I’ve listened to many novels in the last year or two, which is quite a change for me. A lot depends on the professional recording reader. In addition to that, something that jumped out at me in listening to The Fix was how the “he said/she said” tags can distract. When reading a print book, our eyes often leap over those tags. In listening to The Fix, I was very distracted by them. There were several readers – male and female. When I female voice read a line, it was terribly jarring to have the male reader follow it by saying, “she said.” It reminded me that I was listening to a book – and that’s not a good thing. I’m not sure what the remedy is for this, but it continually took me out of the story in this novel.
National Grammar Day in the USA
No, that’s not the name of a book. Today is National Grammar Day in the United States It gives me an opportunity to share with you something I learned recently from a blog post.
I took courage from reading Melissa Donovan’s December 15, 2020 blog post. She opened my eyes to the difference between grammar rules and grammar guidelines. Here’s a link to her blog post: Grammar Guidelines Versus Grammar Rules | Writing Forward.
If grammar grabs your attention, please take time to read Ms. Donovan’s blog post. Like me, you might be surprised to learn that some things you think are grammar rules are just guidelines. You must follow the rules, but you don’t have to follow the guidelines. I wish someone had told me that years ago.
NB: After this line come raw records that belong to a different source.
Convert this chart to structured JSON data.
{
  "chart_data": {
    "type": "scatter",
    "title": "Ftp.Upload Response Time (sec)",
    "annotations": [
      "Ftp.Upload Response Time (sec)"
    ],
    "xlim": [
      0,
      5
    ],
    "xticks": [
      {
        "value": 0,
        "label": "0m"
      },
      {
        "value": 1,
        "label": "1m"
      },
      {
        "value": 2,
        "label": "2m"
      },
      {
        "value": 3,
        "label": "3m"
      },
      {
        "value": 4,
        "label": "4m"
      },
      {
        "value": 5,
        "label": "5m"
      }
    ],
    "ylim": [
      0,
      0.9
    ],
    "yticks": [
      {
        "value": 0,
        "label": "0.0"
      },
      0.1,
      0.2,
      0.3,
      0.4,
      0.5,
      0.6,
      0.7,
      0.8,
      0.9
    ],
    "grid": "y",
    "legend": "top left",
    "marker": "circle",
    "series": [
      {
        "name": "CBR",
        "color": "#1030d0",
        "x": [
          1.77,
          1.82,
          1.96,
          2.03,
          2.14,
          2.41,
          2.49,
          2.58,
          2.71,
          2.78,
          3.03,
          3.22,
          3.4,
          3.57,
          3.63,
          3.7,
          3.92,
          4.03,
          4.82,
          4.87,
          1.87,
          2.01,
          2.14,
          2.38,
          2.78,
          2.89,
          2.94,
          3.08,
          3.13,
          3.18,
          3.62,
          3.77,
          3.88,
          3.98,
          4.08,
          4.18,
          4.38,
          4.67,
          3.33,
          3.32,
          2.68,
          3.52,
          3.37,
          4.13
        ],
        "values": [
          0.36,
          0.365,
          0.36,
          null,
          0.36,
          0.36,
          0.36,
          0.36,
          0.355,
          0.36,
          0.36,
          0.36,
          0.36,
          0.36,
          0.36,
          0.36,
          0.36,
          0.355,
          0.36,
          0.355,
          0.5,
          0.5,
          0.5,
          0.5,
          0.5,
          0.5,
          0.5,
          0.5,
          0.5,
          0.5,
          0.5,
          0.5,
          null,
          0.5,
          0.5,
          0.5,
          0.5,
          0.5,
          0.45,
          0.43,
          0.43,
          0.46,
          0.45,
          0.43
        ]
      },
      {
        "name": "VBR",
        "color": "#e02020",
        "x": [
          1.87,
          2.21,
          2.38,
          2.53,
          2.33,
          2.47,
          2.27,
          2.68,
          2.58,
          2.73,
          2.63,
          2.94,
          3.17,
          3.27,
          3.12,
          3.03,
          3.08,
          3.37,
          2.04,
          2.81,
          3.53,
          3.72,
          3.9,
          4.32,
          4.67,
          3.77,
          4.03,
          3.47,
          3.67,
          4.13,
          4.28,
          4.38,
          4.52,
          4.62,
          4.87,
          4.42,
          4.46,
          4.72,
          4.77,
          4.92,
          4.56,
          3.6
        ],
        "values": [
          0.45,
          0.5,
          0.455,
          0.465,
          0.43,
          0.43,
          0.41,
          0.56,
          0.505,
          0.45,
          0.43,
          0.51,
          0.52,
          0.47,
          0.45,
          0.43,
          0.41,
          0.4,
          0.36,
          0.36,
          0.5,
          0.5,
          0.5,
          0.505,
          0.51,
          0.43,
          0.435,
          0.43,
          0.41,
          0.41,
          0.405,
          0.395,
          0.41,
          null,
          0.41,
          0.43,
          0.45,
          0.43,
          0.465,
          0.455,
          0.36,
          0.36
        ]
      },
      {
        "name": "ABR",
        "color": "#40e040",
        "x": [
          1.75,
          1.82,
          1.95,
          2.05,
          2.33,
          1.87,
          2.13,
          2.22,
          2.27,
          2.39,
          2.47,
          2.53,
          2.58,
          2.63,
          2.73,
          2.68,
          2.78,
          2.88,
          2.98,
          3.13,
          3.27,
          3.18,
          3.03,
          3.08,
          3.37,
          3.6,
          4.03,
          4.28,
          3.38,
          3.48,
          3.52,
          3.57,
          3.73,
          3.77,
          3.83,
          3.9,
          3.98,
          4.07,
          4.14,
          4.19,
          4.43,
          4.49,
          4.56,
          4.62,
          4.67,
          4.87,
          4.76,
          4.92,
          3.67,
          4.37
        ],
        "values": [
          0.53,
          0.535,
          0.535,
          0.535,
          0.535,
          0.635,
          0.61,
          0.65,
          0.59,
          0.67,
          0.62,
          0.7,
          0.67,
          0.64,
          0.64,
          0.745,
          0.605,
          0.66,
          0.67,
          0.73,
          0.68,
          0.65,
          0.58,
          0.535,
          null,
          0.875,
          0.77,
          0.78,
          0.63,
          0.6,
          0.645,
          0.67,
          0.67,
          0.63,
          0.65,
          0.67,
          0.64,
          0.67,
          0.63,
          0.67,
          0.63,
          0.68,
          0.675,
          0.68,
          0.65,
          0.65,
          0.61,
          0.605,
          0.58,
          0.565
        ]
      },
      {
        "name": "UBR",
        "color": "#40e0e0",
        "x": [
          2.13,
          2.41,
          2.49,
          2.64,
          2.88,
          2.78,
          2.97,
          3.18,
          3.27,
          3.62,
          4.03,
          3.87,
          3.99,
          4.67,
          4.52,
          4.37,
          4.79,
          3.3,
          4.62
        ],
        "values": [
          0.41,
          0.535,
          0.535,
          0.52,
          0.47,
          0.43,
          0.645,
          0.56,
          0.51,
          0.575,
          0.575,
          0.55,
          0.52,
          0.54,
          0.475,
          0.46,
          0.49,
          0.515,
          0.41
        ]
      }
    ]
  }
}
I have stressed over some guidelines because I thought they were rules. One of my favorites is that you should never end a sentence with a preposition. It turns out that rule of earlier centuries is now a guideline. Hurrah! I’ve twisted myself into a pretzel on occasion trying not to break that guideline because I thought it was a rule. What I’ve ended up with are awkward sentences. From now on, I’ll end sentences with a preposition when it makes better sense to do so.
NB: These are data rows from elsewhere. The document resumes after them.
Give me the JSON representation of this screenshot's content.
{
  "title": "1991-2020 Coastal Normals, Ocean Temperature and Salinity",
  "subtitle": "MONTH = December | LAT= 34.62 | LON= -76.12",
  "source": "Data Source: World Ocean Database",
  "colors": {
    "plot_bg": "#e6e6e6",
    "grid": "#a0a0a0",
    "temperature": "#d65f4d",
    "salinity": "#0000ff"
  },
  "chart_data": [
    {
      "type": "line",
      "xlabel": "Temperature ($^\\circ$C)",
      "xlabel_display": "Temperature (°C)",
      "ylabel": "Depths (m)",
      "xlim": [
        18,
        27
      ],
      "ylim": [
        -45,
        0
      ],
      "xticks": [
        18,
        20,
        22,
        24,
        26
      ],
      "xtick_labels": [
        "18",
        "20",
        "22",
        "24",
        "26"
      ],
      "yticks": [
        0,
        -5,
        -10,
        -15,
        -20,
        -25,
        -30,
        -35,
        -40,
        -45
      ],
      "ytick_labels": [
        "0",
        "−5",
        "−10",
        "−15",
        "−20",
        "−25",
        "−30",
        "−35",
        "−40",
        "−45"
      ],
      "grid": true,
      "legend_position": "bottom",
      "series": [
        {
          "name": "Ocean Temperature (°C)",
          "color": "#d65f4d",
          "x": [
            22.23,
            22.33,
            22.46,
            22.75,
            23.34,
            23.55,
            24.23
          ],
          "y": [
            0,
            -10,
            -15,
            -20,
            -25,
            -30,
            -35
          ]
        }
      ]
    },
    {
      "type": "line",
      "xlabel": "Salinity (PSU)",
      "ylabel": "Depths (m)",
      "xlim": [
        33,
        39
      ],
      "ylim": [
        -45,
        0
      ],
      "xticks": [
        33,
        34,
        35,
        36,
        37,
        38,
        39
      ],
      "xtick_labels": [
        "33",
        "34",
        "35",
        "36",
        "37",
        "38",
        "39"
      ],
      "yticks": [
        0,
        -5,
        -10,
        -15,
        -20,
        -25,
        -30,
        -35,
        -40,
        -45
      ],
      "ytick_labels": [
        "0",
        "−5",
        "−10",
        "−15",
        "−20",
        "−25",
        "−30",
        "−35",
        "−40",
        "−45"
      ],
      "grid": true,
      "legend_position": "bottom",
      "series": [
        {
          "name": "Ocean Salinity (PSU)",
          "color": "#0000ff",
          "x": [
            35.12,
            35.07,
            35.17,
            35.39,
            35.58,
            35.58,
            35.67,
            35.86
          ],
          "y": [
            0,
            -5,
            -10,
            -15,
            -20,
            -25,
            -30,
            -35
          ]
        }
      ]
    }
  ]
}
And, by the way, you probably noticed that I used the numeral “4” in my blog post title today instead of “four.” I was taught to write out numbers one through nine in a written document – and always when it is the first word in a title or sentence — and to use numerals for 10 and higher.
I learned recently though, that when writing the title of a blog post, I should always use numerals because they make a bigger impact. They help my SEO (Search Engine Optimization). In those mysterious algorithms of cyberspace, they help my blog posts move up and get seen. They grab a person’s attention. That’s what “they” say.
Bear with me, folks. I’m in my 60s (or sixties?) and I’m trying to learn new things and adapt to the world of technology. When I was born, black and white television, black and white photography, and manual typewriters were cutting edge. And Caribbean was pronounced Ca-rah-be-in.
Since my last blog post
I’ve continued to read and I have some excellent books to share with you in March when I blog about the books I read in February. I have been entertained and educated by these books, and the month is just one-week old. I’ve read two historical novels this week that I can’t wait to tell you about.
I tried my hand at a new recipe for no-knead whole wheat sandwich bread. It held much promise in the beginning, but it turned out the size of half-of-a-sandwich bread. It tastes okay, but looks pitiful. I was disappointed but had to laugh.
We came within a few miles of having snow on Saturday night but only got rain. That’s the way it often is in the piedmont of North Carolina.
Until my next blog post
I hope you have at least one good book to read this week – one that will not only entertain you but also educate you. Our learning should never end.
Wear a mask and get the Covid-19 vaccination as soon as it’s your turn and you can get an appointment.
Stay safe, and be respectful of others’ desire to stay safe and well.